Les Nippons qui s'éveillent dans l'incapacité de bouger, situation qu'ils appellent kanashibari, prétendent qu'une sorcière s'installe sur leur poitrine, mue par l'idée de leur ôter l'existence. Nous appelons ce phénomène que nous sommes nombreux à avoir expérimenté de manière occasionnelle, et qui lorsqu'il se répète appartient à la symptomatologie de la maladie de Gélineau, paralysie hypnopompique. Je ne sais si Johann Heinrich Füssli était averti de cette légende ni s'il avait éprouvé cette désagréable oppression lorsqu'il composa ses Cauchemars dont voici la version la plus célèbre, peinte en 1781 et exposée au musée de Detroit.
I - Le cauchemar
Car nous allons parler d'un cauchemar, que j'ai fait, d'une forme particulière puisqu'il est découpé comme un triptyque. Le titre général du cauchemar est : Flux et reflux. Inspiré de la fameuse vague d'Hokusaï. La première partie s'intitule Sac et Ressac. Chacun d'entre vous est sans doute tombé en arrêt devant ce genre de spectacle offert gracieusement par la nature : ici un îlot déchiqueté d'autant plus intriguant qu'il est encéphalomorphe et attaqué sans relâche par des vagues, sculpté par leurs assauts.

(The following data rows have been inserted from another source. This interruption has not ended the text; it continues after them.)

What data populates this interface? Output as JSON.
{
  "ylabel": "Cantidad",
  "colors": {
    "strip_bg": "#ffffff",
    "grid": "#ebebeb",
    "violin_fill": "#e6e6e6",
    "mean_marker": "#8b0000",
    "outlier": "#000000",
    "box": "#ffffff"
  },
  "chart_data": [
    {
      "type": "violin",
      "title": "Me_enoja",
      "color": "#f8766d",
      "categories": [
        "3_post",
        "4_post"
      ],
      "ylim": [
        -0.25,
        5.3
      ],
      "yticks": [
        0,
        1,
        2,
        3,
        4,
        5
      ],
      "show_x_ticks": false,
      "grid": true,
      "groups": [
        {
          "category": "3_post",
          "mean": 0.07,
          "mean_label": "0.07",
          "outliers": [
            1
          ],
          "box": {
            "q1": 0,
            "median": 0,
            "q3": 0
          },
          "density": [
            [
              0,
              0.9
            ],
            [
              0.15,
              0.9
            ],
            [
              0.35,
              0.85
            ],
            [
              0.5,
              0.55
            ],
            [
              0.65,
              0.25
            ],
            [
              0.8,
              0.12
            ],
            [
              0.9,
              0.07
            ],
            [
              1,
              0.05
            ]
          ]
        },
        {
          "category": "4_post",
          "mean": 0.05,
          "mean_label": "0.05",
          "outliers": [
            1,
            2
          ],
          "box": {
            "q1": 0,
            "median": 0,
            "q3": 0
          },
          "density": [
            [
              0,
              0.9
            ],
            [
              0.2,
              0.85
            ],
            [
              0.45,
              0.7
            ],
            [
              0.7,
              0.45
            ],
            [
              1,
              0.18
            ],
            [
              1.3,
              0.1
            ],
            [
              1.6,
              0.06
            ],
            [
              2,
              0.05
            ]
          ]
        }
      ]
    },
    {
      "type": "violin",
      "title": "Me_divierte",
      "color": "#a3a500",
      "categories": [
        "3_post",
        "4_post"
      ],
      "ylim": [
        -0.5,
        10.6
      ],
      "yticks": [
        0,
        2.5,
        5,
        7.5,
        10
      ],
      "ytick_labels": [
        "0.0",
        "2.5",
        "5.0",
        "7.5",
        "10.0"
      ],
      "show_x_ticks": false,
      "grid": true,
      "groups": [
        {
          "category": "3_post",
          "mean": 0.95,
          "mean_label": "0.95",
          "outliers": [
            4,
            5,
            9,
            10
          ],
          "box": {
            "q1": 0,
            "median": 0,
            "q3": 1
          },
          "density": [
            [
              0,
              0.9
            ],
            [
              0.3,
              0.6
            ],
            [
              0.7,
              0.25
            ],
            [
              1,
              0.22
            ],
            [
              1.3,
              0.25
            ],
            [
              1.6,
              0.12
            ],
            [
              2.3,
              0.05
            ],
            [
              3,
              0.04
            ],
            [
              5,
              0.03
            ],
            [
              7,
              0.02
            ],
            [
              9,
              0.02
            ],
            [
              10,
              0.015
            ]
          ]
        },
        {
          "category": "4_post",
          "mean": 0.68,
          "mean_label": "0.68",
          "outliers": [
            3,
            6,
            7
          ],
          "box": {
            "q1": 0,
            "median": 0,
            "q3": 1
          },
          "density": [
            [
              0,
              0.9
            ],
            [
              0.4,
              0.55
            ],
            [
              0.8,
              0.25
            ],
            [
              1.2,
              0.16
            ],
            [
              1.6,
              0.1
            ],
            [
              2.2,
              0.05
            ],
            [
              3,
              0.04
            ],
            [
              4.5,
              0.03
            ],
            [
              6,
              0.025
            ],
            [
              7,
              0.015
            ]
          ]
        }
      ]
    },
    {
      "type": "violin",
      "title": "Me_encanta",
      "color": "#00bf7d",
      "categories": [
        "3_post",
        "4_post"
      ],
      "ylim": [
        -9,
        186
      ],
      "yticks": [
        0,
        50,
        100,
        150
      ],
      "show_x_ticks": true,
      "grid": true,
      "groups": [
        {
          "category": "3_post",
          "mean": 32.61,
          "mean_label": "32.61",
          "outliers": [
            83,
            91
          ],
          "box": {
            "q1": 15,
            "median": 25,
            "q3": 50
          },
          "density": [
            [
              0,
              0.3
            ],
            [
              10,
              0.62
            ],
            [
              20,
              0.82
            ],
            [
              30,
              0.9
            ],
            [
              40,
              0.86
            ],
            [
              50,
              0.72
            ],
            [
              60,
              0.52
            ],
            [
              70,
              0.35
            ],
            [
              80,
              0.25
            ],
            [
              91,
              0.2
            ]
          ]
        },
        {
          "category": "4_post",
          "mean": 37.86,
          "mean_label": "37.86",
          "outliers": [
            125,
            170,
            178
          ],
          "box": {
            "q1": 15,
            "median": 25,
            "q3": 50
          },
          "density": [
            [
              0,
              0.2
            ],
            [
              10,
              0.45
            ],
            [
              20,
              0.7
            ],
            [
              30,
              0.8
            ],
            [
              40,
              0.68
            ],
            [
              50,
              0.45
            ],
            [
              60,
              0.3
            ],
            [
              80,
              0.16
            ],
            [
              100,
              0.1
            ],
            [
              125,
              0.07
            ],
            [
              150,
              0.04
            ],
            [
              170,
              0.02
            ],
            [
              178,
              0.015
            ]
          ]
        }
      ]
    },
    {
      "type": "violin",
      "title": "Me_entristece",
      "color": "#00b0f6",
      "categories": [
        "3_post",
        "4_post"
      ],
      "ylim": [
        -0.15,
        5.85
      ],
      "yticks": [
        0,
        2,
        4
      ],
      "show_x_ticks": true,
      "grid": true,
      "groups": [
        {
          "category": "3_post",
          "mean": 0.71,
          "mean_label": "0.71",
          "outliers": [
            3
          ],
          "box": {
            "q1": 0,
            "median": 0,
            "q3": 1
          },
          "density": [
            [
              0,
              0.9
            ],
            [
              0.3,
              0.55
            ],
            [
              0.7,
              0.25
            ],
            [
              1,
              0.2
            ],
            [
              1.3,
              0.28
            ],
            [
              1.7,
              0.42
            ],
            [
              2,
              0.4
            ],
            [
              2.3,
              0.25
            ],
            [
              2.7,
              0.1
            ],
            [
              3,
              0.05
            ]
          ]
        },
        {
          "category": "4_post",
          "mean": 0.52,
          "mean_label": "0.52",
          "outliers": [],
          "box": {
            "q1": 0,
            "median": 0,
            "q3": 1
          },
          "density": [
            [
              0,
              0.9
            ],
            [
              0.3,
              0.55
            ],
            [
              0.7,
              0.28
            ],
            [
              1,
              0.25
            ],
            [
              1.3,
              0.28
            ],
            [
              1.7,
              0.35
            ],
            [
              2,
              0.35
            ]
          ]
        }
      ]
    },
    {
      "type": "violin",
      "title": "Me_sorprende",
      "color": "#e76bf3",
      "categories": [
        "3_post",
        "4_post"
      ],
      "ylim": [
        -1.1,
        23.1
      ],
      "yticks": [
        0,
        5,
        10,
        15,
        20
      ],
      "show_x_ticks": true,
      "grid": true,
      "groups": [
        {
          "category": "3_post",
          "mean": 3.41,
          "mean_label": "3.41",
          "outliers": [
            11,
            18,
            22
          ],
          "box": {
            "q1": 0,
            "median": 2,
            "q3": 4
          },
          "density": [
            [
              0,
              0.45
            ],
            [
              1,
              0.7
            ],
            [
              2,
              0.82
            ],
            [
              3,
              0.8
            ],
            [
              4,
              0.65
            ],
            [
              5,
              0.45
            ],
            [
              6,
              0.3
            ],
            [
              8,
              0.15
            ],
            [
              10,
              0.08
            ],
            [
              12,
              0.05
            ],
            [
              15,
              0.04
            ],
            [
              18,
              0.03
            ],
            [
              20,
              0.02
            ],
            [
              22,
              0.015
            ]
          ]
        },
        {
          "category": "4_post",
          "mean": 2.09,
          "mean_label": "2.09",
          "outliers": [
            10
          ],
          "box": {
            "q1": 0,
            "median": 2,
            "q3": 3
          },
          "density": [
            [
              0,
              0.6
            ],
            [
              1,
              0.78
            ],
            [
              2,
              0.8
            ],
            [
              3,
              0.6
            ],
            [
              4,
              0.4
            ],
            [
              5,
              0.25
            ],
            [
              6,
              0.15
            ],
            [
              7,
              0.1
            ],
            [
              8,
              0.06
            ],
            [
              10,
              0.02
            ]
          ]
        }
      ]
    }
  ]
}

L'eau s'engouffre violemment dans les interstices, et le rocher la restitue d'une manière plus ou moins visible, parfois en rigolant.
La seconde partie, vous la connaissez certainement si vous avez assité à quelque conférence d'un de nos confrères prestigieux du mouvement cognitiviste : le fameux feed-forward sweep, concept évoquant le mouvement d'aller-retour d'un balai et énoncé par Lamme en 20001, ce mouvement de va-et-vient que l'on enregistre à l'aide d'une appareil de magnétoencéphalographie2. La première version illustre l'activation de proche en proche lors de l'audition d'un mot, la seconde lors de la lecture d'un mot. Un premier mouvement envahi littéralement le cerveau, un second moins visible revient vers les aires premièrement activées.
L'interprétation est, rapidement, la suivante : lors de la lecture par exemple, plus exactement lors de la présentation d'un mot ultrarapide sur un écran, une activation limitée des aires striées et des aires adjacentes ne donne lieu à aucune rapportabilité par le sujet - le critère de la conscience pour les cognitivistes. Si l'exposition du mot est plus longue, alors l'activation se propage vers l'avant, et, c'est le principe du feedforward sweep, revient sur les zones préalablement activées : le sujet rapporte ce qu'il a lu, le phénomène enregistré correspond à une activité consciente.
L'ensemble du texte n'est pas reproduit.